Lorsque l’on dit médecine différente, on ne dit pas médecine parallèle, ni médecine artificielle car « chacun à tel moment ou à tel autre, est engagé dans un tête-à-tête avec son organisme. Rien, ni personne entre eux, qu’importe la couleur du temps, les autres soucis, les plus belles idées ; il faut se rendre au corps qui parle en son langage de corps. On a à faire à telle fonction ou à telle région qui se déclare et qui par son insistance, le besoin ou la gêne, par la douleur, dit son droit, prend le pouvoir, supprime ou déforme le monde ». Ainsi Paul VALERY décrit-il l’intrusion de la maladie dans le tête-à-tête avec l’organisme. Or ce tête-à-tête devient parfois insupportable et l’aide d’un médiateur entre l’homme souffrant et son corps douloureux est requise.

Mède, médiateur, méditatif, médecin, tel va être le rôle de celui qui, par les habiletés de son art ou de sa science, va considérer les faits et les causes, l’homme et ses maladies ; et toutes les méthodes seront bonnes pour soulager ou pour guérir.

 

II. DES DIVERS TYPES DE MÉDECINE.

1. Les médecines faisant partie d’un système global d’explication de l’univers de l’homme et des soins de son corps.

a. A l’origine, les traces retrouvées par l’ethnologue témoignent du recours explicatif à des forces mystérieuses. La maladie apparaît comme un désordre provoqué par des esprits et des puissances maléfiques, alors que la longue durée de la vie est la récompense du sage.
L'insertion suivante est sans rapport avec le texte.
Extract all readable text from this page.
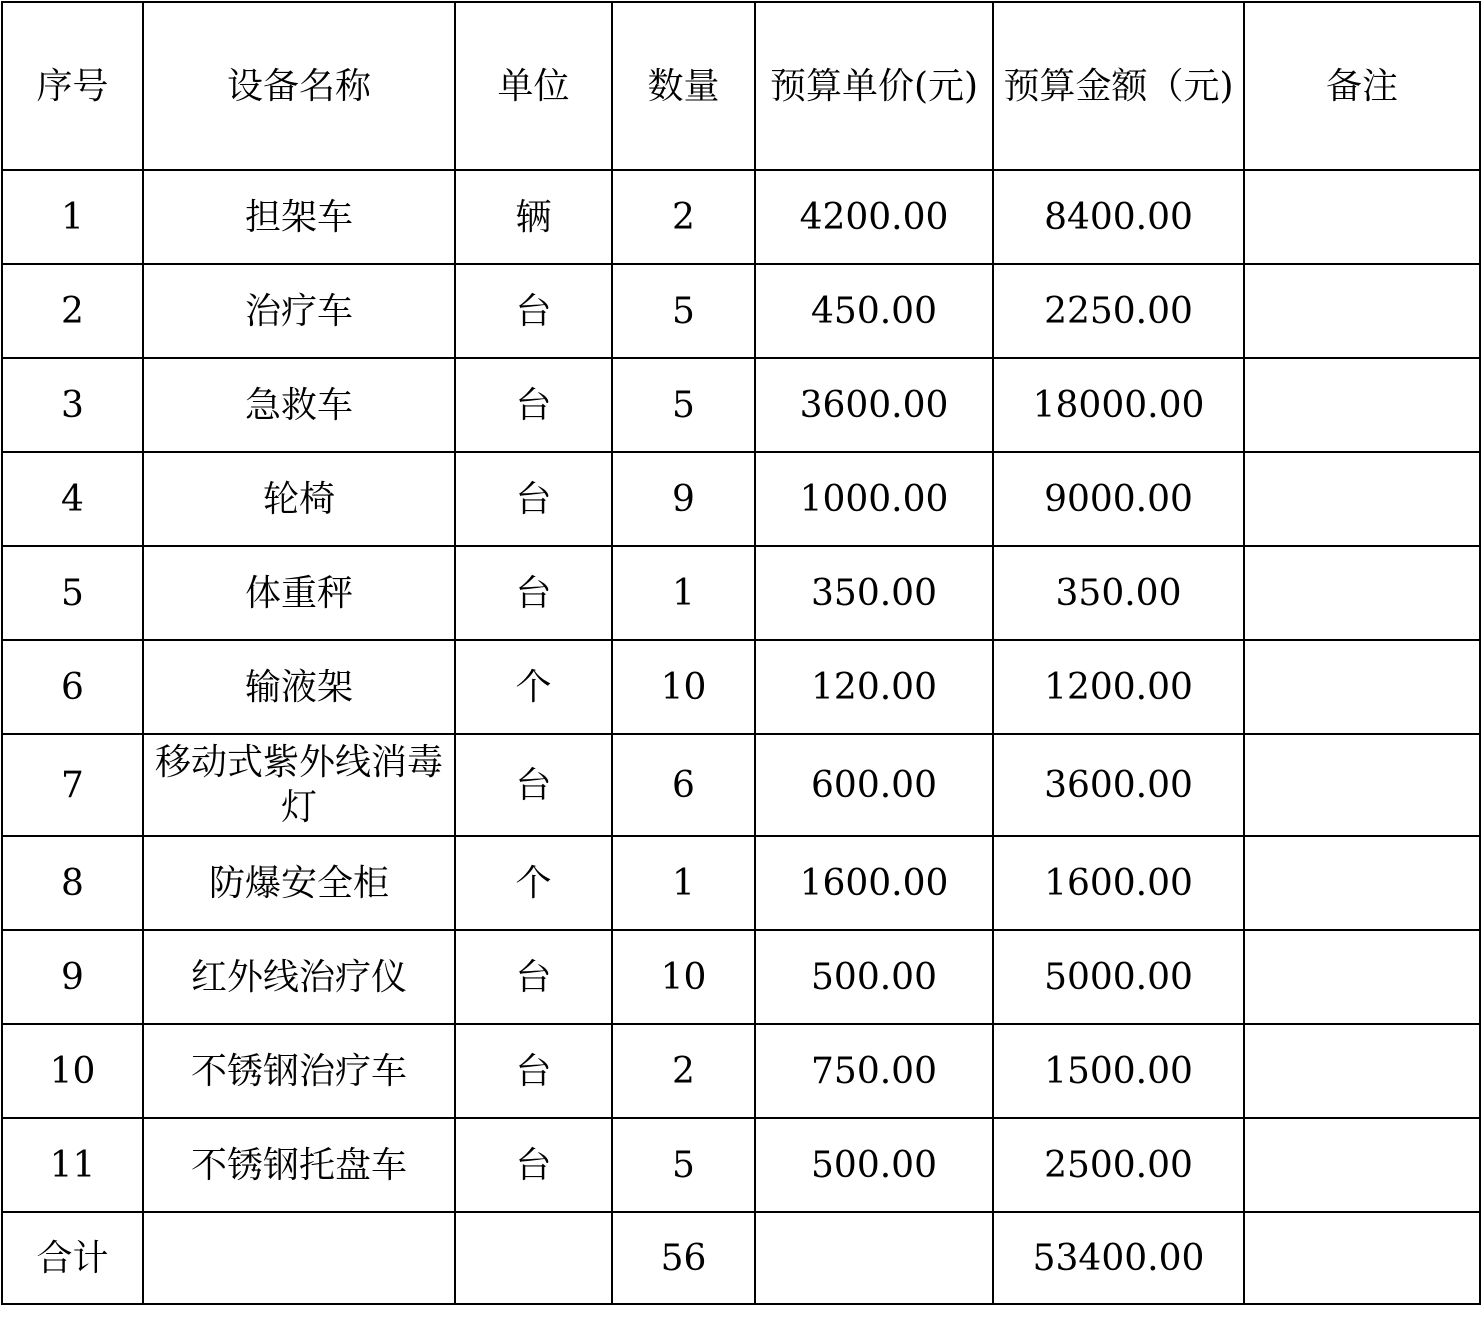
序号	设备名称	单位	数量	预算单价(元)	预算金额（元)	备注
1	担架车	辆	2	4200.00	8400.00	
2	治疗车	台	5	450.00	2250.00	
3	急救车	台	5	3600.00	18000.00	
4	轮椅	台	9	1000.00	9000.00	
5	体重秤	台	1	350.00	350.00	
6	输液架	个	10	120.00	1200.00	
7	移动式紫外线消毒灯	台	6	600.00	3600.00	
8	防爆安全柜	个	1	1600.00	1600.00	
9	红外线治疗仪	台	10	500.00	5000.00	
10	不锈钢治疗车	台	2	750.00	1500.00	
11	不锈钢托盘车	台	5	500.00	2500.00	
合计			56		53400.00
Le médecin est alors à la fois guérisseur, sorcier, herboriste …

On trouve ces types de médecine actuellement en Afrique, dans les régions de l’Amérique précolombienne, chez les peuples esquimaux, en Océanie.

 

b. Avec l’Inde, on voit apparaître la chirurgie (2500 ans avant Jésus-Christ). Près de New Delhi, l’Institut de Médecine ayurvédique est dévolu à l’étude des Védas de la médecine indienne (4 livres sacrés ; chaque Véda est un recueil d’hymnes versifiés en des mètres divers, dédiés à de nombreuses divinités) qui forment un « corpus scientifique » cohérent. On pense alors que les âmes migrent d’une enveloppe dans l’autre et que la maladie marque un niveau d’imperfection qui sera corrigé lors de l’existence ultérieure.

La pharmacologie utilise les produits animaux, minéraux, les plantes, le yoga et la maîtrise du corps. De l’Inde, ces connaissances vont diffuser vers l’Indonésie.

 

c. La connaissance est accumulée, transmise, retrouvée en Mésopotamie, dans diverses formes d’écritures en Égypte.

Le système judéo-arabo-chrétien se conjugue avec l’apport hippocratique et sera à l’origine de la pensée médicale occidentale.

Dans la Bible on dit : « si tu es malade, implore Dieu et appelle le médecin car l’homme prudent ne méprise pas les remèdes terrestres ».

Diverses formes d’approche de la santé, des maladies et du soin ont servi de soubassement à l’évolution de la pensée contemporaine.

 

d. La médecine chinoise a été considérablement plus vivace, plus efficace et a une vitalité beaucoup plus épanouie puisqu’actuellement ce système est présent et persiste. On ne peut s’introduire dans le système chinois sans connaître quelques textes.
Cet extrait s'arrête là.